In the autumn of 2018, Chunxiong Bao discovered the correct perovskite to build a photodetector showing higher performance and longer lifetime, and described this in an article in Advanced Materials. The development of light-emitting diodes from perovskites has also made rapid progress. Weidong Xu, postdoc at Linköping University, developed a perovskite light-emitting diode with an efficiency of 21% last year, which is among the best in the world, and published the results in Nature Photonics. What the scientists have now achieved is to develop a perovskite that comprises a light-emitting diode and that at the same time is an excellent photodetector.
All optical communication requires rapid and reliable photodetectors—devices that capture light and convert it into an electrical signal. Current optical communication systems use photodetectors made from materials such as silicon and indium gallium arsenide. These are, however, expensive and they cannot be used in applications that require low weight, flexibility, or large surfaces.
“In order to demonstrate the potential of our diode with double function, we have built a monolithic sensor that detects heart beats in real time, and an optical, bidirectional communication system,” says Chunxiong Bao, researcher in the Division of Biomolecular and Organic Electronics.

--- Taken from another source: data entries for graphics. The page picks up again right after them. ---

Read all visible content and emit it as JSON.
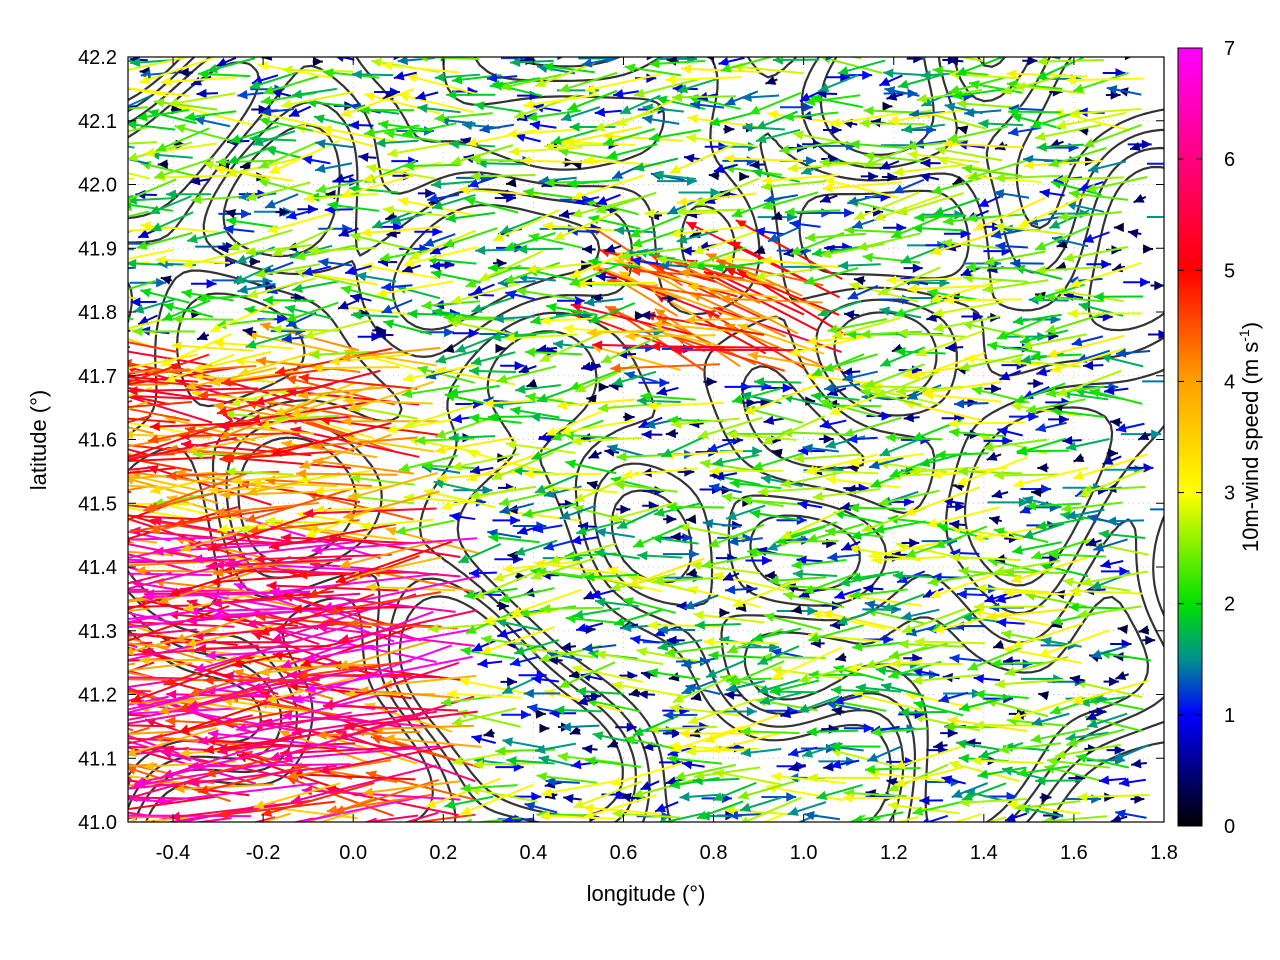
{
  "chart_data": {
    "type": "vector-field",
    "title": "",
    "xlabel": "longitude (°)",
    "ylabel": "latitude (°)",
    "xlim": [
      -0.5,
      1.8
    ],
    "ylim": [
      41.0,
      42.2
    ],
    "xticks": [
      -0.4,
      -0.2,
      0.0,
      0.2,
      0.4,
      0.6,
      0.8,
      1.0,
      1.2,
      1.4,
      1.6,
      1.8
    ],
    "xtick_labels": [
      "-0.4",
      "-0.2",
      "0.0",
      "0.2",
      "0.4",
      "0.6",
      "0.8",
      "1.0",
      "1.2",
      "1.4",
      "1.6",
      "1.8"
    ],
    "yticks": [
      41.0,
      41.1,
      41.2,
      41.3,
      41.4,
      41.5,
      41.6,
      41.7,
      41.8,
      41.9,
      42.0,
      42.1,
      42.2
    ],
    "ytick_labels": [
      "41.0",
      "41.1",
      "41.2",
      "41.3",
      "41.4",
      "41.5",
      "41.6",
      "41.7",
      "41.8",
      "41.9",
      "42.0",
      "42.1",
      "42.2"
    ],
    "grid": true,
    "colorbar": {
      "label_main": "10m-wind speed (m s",
      "label_sup": "-1",
      "label_end": ")",
      "range": [
        0,
        7
      ],
      "ticks": [
        0,
        1,
        2,
        3,
        4,
        5,
        6,
        7
      ],
      "tick_labels": [
        "0",
        "1",
        "2",
        "3",
        "4",
        "5",
        "6",
        "7"
      ],
      "colormap": [
        {
          "value": 0,
          "color": "#000000"
        },
        {
          "value": 1,
          "color": "#0000ff"
        },
        {
          "value": 1.5,
          "color": "#009090"
        },
        {
          "value": 2,
          "color": "#00e000"
        },
        {
          "value": 3,
          "color": "#ffff00"
        },
        {
          "value": 4,
          "color": "#ffa000"
        },
        {
          "value": 5,
          "color": "#ff0000"
        },
        {
          "value": 7,
          "color": "#ff00ff"
        }
      ]
    },
    "contour_color": "#333333",
    "wind_regions": [
      {
        "lon": [
          -0.5,
          0.3
        ],
        "lat": [
          41.0,
          41.45
        ],
        "speed": [
          3.5,
          7.0
        ],
        "dir_deg": 180
      },
      {
        "lon": [
          -0.5,
          0.2
        ],
        "lat": [
          41.45,
          41.75
        ],
        "speed": [
          2.5,
          5.5
        ],
        "dir_deg": 182
      },
      {
        "lon": [
          0.7,
          1.1
        ],
        "lat": [
          41.7,
          41.85
        ],
        "speed": [
          3.5,
          5.5
        ],
        "dir_deg": 165
      },
      {
        "lon": [
          -0.5,
          1.8
        ],
        "lat": [
          41.0,
          42.2
        ],
        "speed": [
          0.2,
          3.2
        ],
        "dir_deg": 185
      }
    ]
  }
}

This tiny unit that can both receive and transmit optical signals provides a unique opportunity to simplify and shrink the functionality of the current optical systems, in particular given that it can also be integrated with traditional electronic circuits.
“We have managed to integrate optical signal transmission and reception into one circuit, something that makes it possible to transmit optical signals in both directions between two identical circuits. This is valuable in the field of miniaturised and integrated optoelectronics,” says Feng Gao, professor and head of research at the Division of Biomolecular and Organic Electronics.
The results have been published in Nature Electronics.